Their biggest danger is called “level zero” when there is no ambulance left to send them there in an emergency. In Los Angeles County, one of the hardest-hit counties in the country during the epidemic, fear becomes a regular reality.

For 28-year-old Moreno, anxiety starts the night before his shift.

He said, “I’m lying there and I know I’m going to come in, and I know I don’t have a unit to run these calls.”

Over the Christmas weekend, the screenwriter looked at his screen as a call after call call – with no ambulance available. Typically, one takes 30 seconds to send. That week, it took 15 minutes. This was just before the ambulance began to stay out of hospitals for hours.
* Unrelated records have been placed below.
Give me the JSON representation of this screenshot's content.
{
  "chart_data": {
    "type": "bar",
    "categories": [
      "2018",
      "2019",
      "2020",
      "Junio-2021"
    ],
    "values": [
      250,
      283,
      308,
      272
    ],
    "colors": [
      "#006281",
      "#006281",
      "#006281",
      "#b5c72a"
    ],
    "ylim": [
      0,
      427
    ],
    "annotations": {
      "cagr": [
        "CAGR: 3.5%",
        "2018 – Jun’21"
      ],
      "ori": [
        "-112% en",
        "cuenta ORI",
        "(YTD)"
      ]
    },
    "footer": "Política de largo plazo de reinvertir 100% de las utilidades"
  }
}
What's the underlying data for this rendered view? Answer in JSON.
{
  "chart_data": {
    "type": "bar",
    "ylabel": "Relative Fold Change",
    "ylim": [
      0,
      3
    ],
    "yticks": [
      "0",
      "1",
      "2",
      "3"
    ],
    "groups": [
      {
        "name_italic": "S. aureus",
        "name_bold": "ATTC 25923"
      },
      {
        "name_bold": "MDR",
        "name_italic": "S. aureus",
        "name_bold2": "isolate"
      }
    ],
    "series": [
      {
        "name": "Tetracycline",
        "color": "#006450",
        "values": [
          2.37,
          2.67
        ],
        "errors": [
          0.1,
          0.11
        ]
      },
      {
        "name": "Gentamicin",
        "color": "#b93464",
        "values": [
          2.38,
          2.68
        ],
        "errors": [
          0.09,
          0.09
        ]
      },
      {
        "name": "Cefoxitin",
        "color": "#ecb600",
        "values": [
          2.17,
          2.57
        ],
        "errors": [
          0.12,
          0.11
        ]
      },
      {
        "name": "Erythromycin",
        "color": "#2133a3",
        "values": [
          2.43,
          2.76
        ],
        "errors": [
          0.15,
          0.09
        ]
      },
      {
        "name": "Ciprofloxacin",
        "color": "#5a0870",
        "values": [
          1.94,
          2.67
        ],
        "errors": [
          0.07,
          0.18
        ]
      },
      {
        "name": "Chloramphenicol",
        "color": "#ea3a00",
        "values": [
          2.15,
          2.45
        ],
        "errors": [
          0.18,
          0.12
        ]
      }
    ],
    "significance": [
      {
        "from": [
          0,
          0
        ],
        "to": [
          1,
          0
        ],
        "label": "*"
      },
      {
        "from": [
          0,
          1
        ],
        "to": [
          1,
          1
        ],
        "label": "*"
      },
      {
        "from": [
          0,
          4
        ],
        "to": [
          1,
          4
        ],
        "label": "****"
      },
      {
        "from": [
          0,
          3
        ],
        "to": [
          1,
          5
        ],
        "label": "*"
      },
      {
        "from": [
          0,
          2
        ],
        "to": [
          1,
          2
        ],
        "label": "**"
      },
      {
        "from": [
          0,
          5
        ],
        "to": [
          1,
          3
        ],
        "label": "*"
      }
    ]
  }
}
“I was just in disbelief,” Cortez, 26, said.

Not much can be dispatched. They see those screens. They hear the radio rumbling. They rearrange the crew to cover as much area as possible. And they wonder what awaits fresh horror in a world plagued by viruses, where the risks are many and the ambulance very few.

“If something happened to my daughter, what would happen and there was no one to send for her?”